Fakirs, d'Antonin Varenne
Une relecture, en version audio ! (top)
Un fakir se donne la mort sur scène, en pleine représentation. Pour John, son compatriote et seul ami, la nouvelle résonne comme une onde de choc. Il se rend immédiatement à Paris et rencontre le lieutenant Guérin et son adjoint Lambert, deux répudiés de la brigade du 36, mis au placard au département des suicidés. Alan était un type désabusé et camé, mais sa disparition a le goût amer d'une mise à mort. Fait troublant, à peine un pied dans la capitale française, John est pris en chasse par deux types, qui lui réclament une dette laissée par Alan. Ce passage à tabac sonne pour lui le démarrage d'une enquête, en compagnie d'un ancien taulard qui vit reclus dans une cabane dans les bois, avec son chien.
Forcément, notre affaire se révèle plus pernicieuse, glauque et désolante. C'est noir de chez noir. Sans une once d'espoir à l'horizon. Les personnages sont des ombres errantes, des êtres désabusés, voués à finir brisés.

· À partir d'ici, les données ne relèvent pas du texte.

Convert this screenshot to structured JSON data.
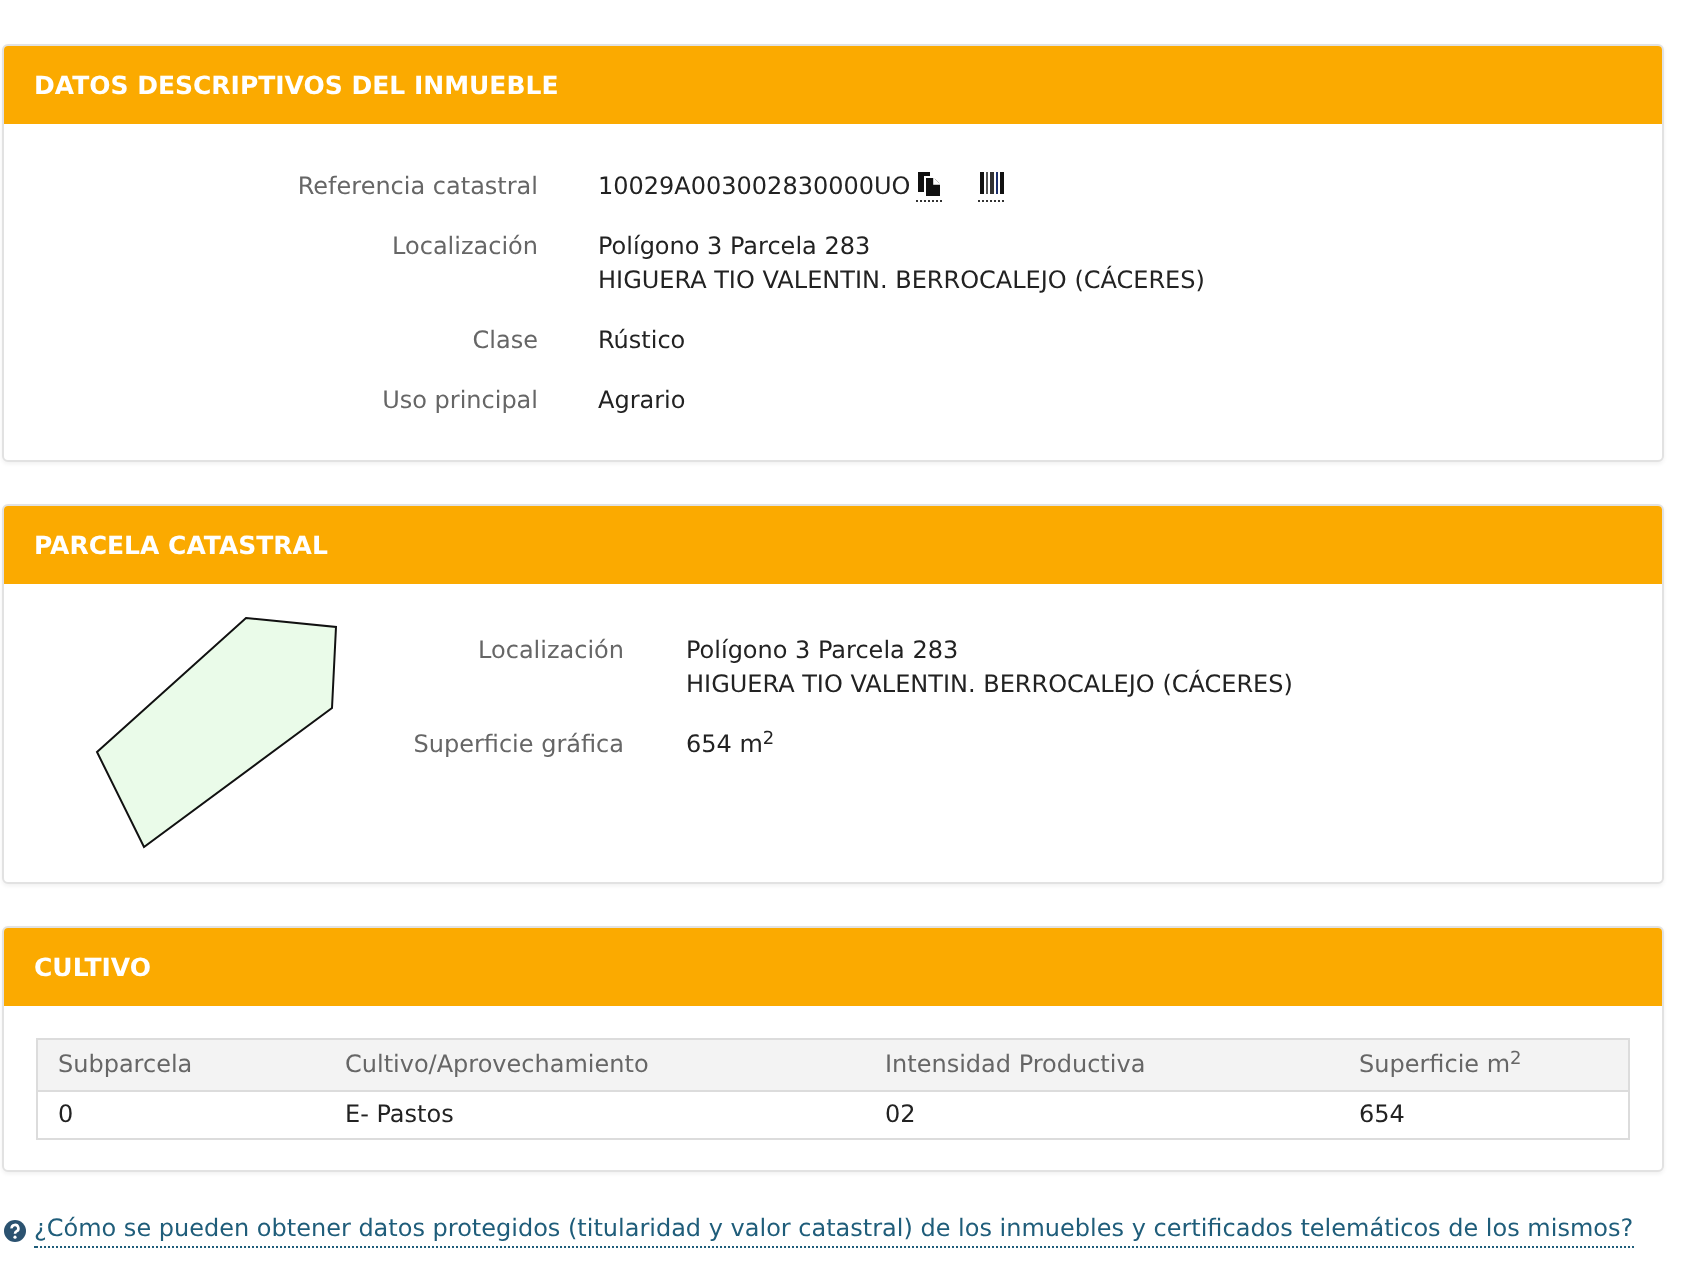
{
  "sections": [
    {
      "kind": "details",
      "title": "DATOS DESCRIPTIVOS DEL INMUEBLE",
      "fields": [
        {
          "kind": "reference",
          "label": "Referencia catastral",
          "lines": [
            "10029A003002830000UO"
          ]
        },
        {
          "kind": "text",
          "label": "Localización",
          "lines": [
            "Polígono 3 Parcela 283",
            "HIGUERA TIO VALENTIN. BERROCALEJO (CÁCERES)"
          ]
        },
        {
          "kind": "text",
          "label": "Clase",
          "lines": [
            "Rústico"
          ]
        },
        {
          "kind": "text",
          "label": "Uso principal",
          "lines": [
            "Agrario"
          ]
        }
      ]
    },
    {
      "kind": "parcel",
      "title": "PARCELA CATASTRAL",
      "fields": [
        {
          "kind": "text",
          "label": "Localización",
          "lines": [
            "Polígono 3 Parcela 283",
            "HIGUERA TIO VALENTIN. BERROCALEJO (CÁCERES)"
          ]
        },
        {
          "kind": "text",
          "label": "Superficie gráfica",
          "lines": [
            "654 m$^{2}$"
          ]
        }
      ]
    },
    {
      "kind": "table",
      "title": "CULTIVO",
      "columns": [
        "Subparcela",
        "Cultivo/Aprovechamiento",
        "Intensidad Productiva",
        "Superficie m$^{2}$"
      ],
      "rows": [
        [
          "0",
          "E- Pastos",
          "02",
          "654"
        ]
      ]
    }
  ],
  "help_link": "¿Cómo se pueden obtener datos protegidos (titularidad y valor catastral) de los inmuebles y certificados telemáticos de los mismos?"
}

Les derniers chapitres sont d'ailleurs éloquents, mais quel fichu bon roman ! Il vous colle une claque, vous cloue sur place. De toute manière, c'est tout un ensemble qui se dévoile, pas seulement l'intrigue en elle-même (pourtant sans pitié), c'est aussi la forme : l'écriture incisive, le rythme narratif, l'atmosphère étouffante, le ton juste, sans concession. Et Jean-Michel Vovk, le lecteur pour Audiolib, adopte un accent grave, qui colle admirablement au caractère du récit. Un succès fort mérité pour ce roman réussi, récompensé par le prix Michel Lebrun en 2009.

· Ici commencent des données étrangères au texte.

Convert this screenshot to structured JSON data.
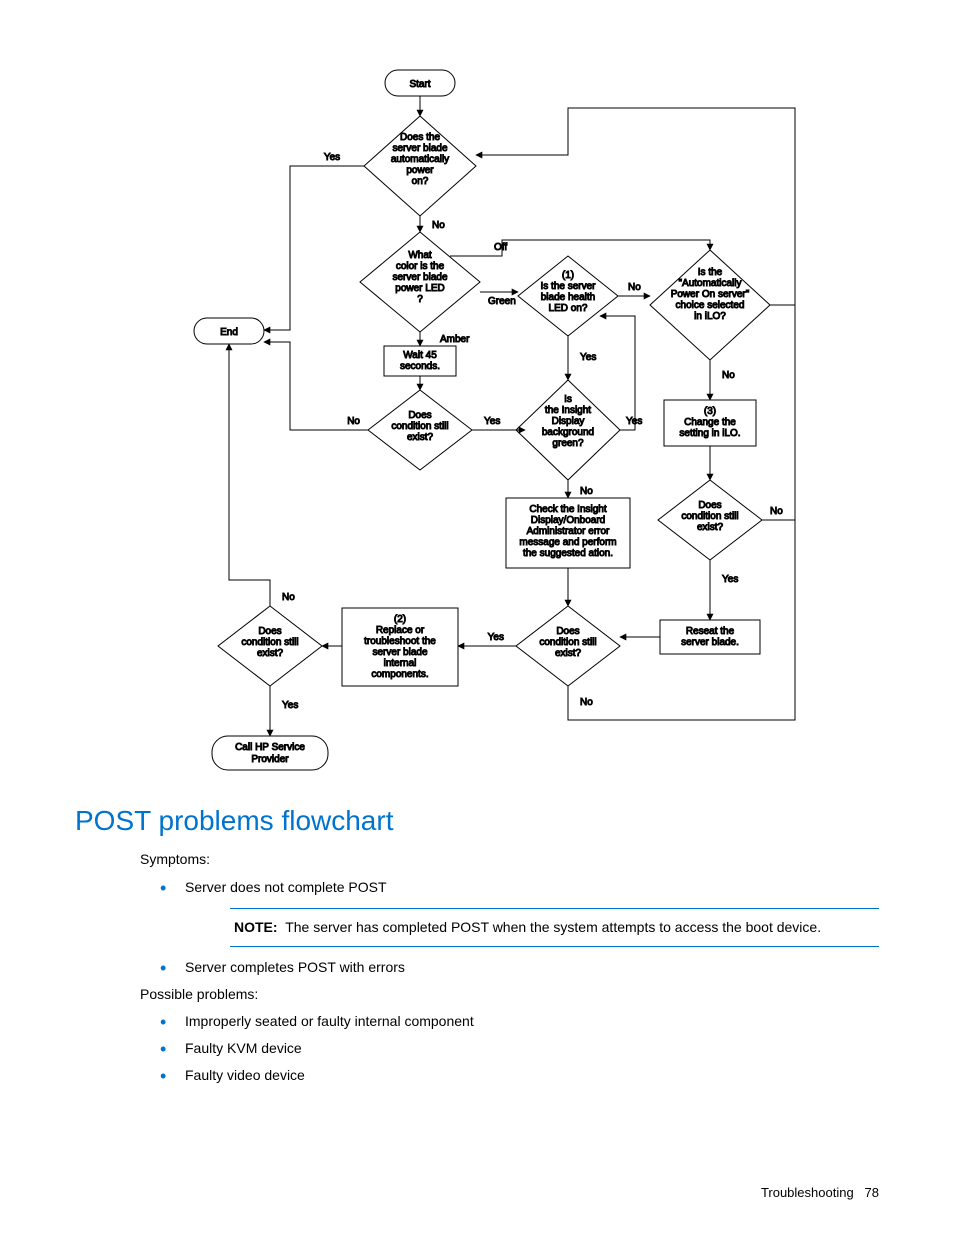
{
  "chart_data": {
    "type": "flowchart",
    "nodes": [
      {
        "id": "start",
        "kind": "terminator",
        "text": "Start"
      },
      {
        "id": "d1",
        "kind": "decision",
        "text": "Does the server blade automatically power on?"
      },
      {
        "id": "d2",
        "kind": "decision",
        "text": "What color is the server blade power LED ?"
      },
      {
        "id": "p_wait",
        "kind": "process",
        "text": "Wait 45 seconds."
      },
      {
        "id": "d_cond1",
        "kind": "decision",
        "text": "Does condition still exist?"
      },
      {
        "id": "end",
        "kind": "terminator",
        "text": "End"
      },
      {
        "id": "d_health",
        "kind": "decision",
        "text": "(1) Is the server blade health LED on?"
      },
      {
        "id": "d_ilo",
        "kind": "decision",
        "text": "Is the \"Automatically Power On server\" choice selected in iLO?"
      },
      {
        "id": "p_change",
        "kind": "process",
        "text": "(3) Change the setting in iLO."
      },
      {
        "id": "d_insight",
        "kind": "decision",
        "text": "Is the Insight Display background green?"
      },
      {
        "id": "p_check",
        "kind": "process",
        "text": "Check the Insight Display/Onboard Administrator error message and perform the suggested ation."
      },
      {
        "id": "d_cond_right",
        "kind": "decision",
        "text": "Does condition still exist?"
      },
      {
        "id": "p_reseat",
        "kind": "process",
        "text": "Reseat the server blade."
      },
      {
        "id": "d_cond_mid",
        "kind": "decision",
        "text": "Does condition still exist?"
      },
      {
        "id": "p_replace",
        "kind": "process",
        "text": "(2) Replace or troubleshoot the server blade internal components."
      },
      {
        "id": "d_cond_left",
        "kind": "decision",
        "text": "Does condition still exist?"
      },
      {
        "id": "p_call",
        "kind": "terminator",
        "text": "Call HP Service Provider"
      }
    ],
    "edges": [
      {
        "from": "start",
        "to": "d1"
      },
      {
        "from": "d1",
        "to": "end",
        "label": "Yes"
      },
      {
        "from": "d1",
        "to": "d2",
        "label": "No"
      },
      {
        "from": "d2",
        "to": "d_health",
        "label": "Green"
      },
      {
        "from": "d2",
        "to": "p_wait",
        "label": "Amber"
      },
      {
        "from": "d2",
        "label": "Off",
        "to": "d_ilo"
      },
      {
        "from": "p_wait",
        "to": "d_cond1"
      },
      {
        "from": "d_cond1",
        "to": "end",
        "label": "No"
      },
      {
        "from": "d_cond1",
        "to": "d_insight",
        "label": "Yes"
      },
      {
        "from": "d_health",
        "to": "d_ilo",
        "label": "No"
      },
      {
        "from": "d_health",
        "to": "d_insight",
        "label": "Yes"
      },
      {
        "from": "d_ilo",
        "to": "p_change",
        "label": "No"
      },
      {
        "from": "d_ilo",
        "label": "Yes",
        "to": "d1"
      },
      {
        "from": "p_change",
        "to": "d_cond_right"
      },
      {
        "from": "d_cond_right",
        "to": "p_reseat",
        "label": "Yes"
      },
      {
        "from": "d_cond_right",
        "label": "No",
        "to": "d1"
      },
      {
        "from": "d_insight",
        "to": "p_check",
        "label": "No"
      },
      {
        "from": "d_insight",
        "label": "Yes",
        "to": "d_health"
      },
      {
        "from": "p_check",
        "to": "d_cond_mid"
      },
      {
        "from": "p_reseat",
        "to": "d_cond_mid"
      },
      {
        "from": "d_cond_mid",
        "to": "p_replace",
        "label": "Yes"
      },
      {
        "from": "d_cond_mid",
        "label": "No",
        "to": "d1"
      },
      {
        "from": "p_replace",
        "to": "d_cond_left"
      },
      {
        "from": "d_cond_left",
        "label": "No",
        "to": "end"
      },
      {
        "from": "d_cond_left",
        "to": "p_call",
        "label": "Yes"
      }
    ]
  },
  "flow_labels": {
    "yes": "Yes",
    "no": "No",
    "off": "Off",
    "green": "Green",
    "amber": "Amber"
  },
  "flow_nodes": {
    "start": "Start",
    "d1": [
      "Does the",
      "server blade",
      "automatically",
      "power",
      "on?"
    ],
    "d2": [
      "What",
      "color is the",
      "server blade",
      "power LED",
      "?"
    ],
    "wait": [
      "Wait 45",
      "seconds."
    ],
    "cond": [
      "Does",
      "condition still",
      "exist?"
    ],
    "end": "End",
    "health": [
      "(1)",
      "Is the server",
      "blade health",
      "LED on?"
    ],
    "ilo": [
      "Is the",
      "\"Automatically",
      "Power On server\"",
      "choice selected",
      "in iLO?"
    ],
    "change": [
      "(3)",
      "Change the",
      "setting in iLO."
    ],
    "insight": [
      "Is",
      "the Insight",
      "Display",
      "background",
      "green?"
    ],
    "check": [
      "Check the Insight",
      "Display/Onboard",
      "Administrator error",
      "message and perform",
      "the suggested ation."
    ],
    "reseat": [
      "Reseat the",
      "server blade."
    ],
    "cond_mid": [
      "Does",
      "condition still",
      "exist?"
    ],
    "replace": [
      "(2)",
      "Replace or",
      "troubleshoot the",
      "server blade",
      "internal",
      "components."
    ],
    "cond_left": [
      "Does",
      "condition still",
      "exist?"
    ],
    "call": [
      "Call HP Service",
      "Provider"
    ]
  },
  "section_title": "POST problems flowchart",
  "symptoms_label": "Symptoms:",
  "symptom_items": [
    "Server does not complete POST",
    "Server completes POST with errors"
  ],
  "note": {
    "label": "NOTE:",
    "text": "The server has completed POST when the system attempts to access the boot device."
  },
  "possible_label": "Possible problems:",
  "possible_items": [
    "Improperly seated or faulty internal component",
    "Faulty KVM device",
    "Faulty video device"
  ],
  "footer": {
    "section": "Troubleshooting",
    "page": "78"
  }
}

Audiolib, septembre 2014 ♦ texte intégral lu par Jean-Michel Vovk (durée : 8h 27) suivi d'un entretien avec l'auteur
Passage du désir, de Dominique Sylvain (Audiolib) lu par Frédéric Souterelle

Ce titre signe la rencontre entre Ingrid Diesel et Lola Jost, lequel duo reviendra en force dans quatre autres romans. La première est une Américaine installée à Paris, dans une impasse (Passage du Désir) où elle a ouvert un petit salon de massage. Elle est secrètement mordue de Maxime Duchamp, propriétaire et cuisinier aux Belles du Jour, mais celui-ci a une liaison avec une de ses serveuses, Khadidja Younis. L'histoire s'ouvre donc sur le braquage d'un bureau de change, puis sur l'assassinat de la collègue et colocataire de Khadidja.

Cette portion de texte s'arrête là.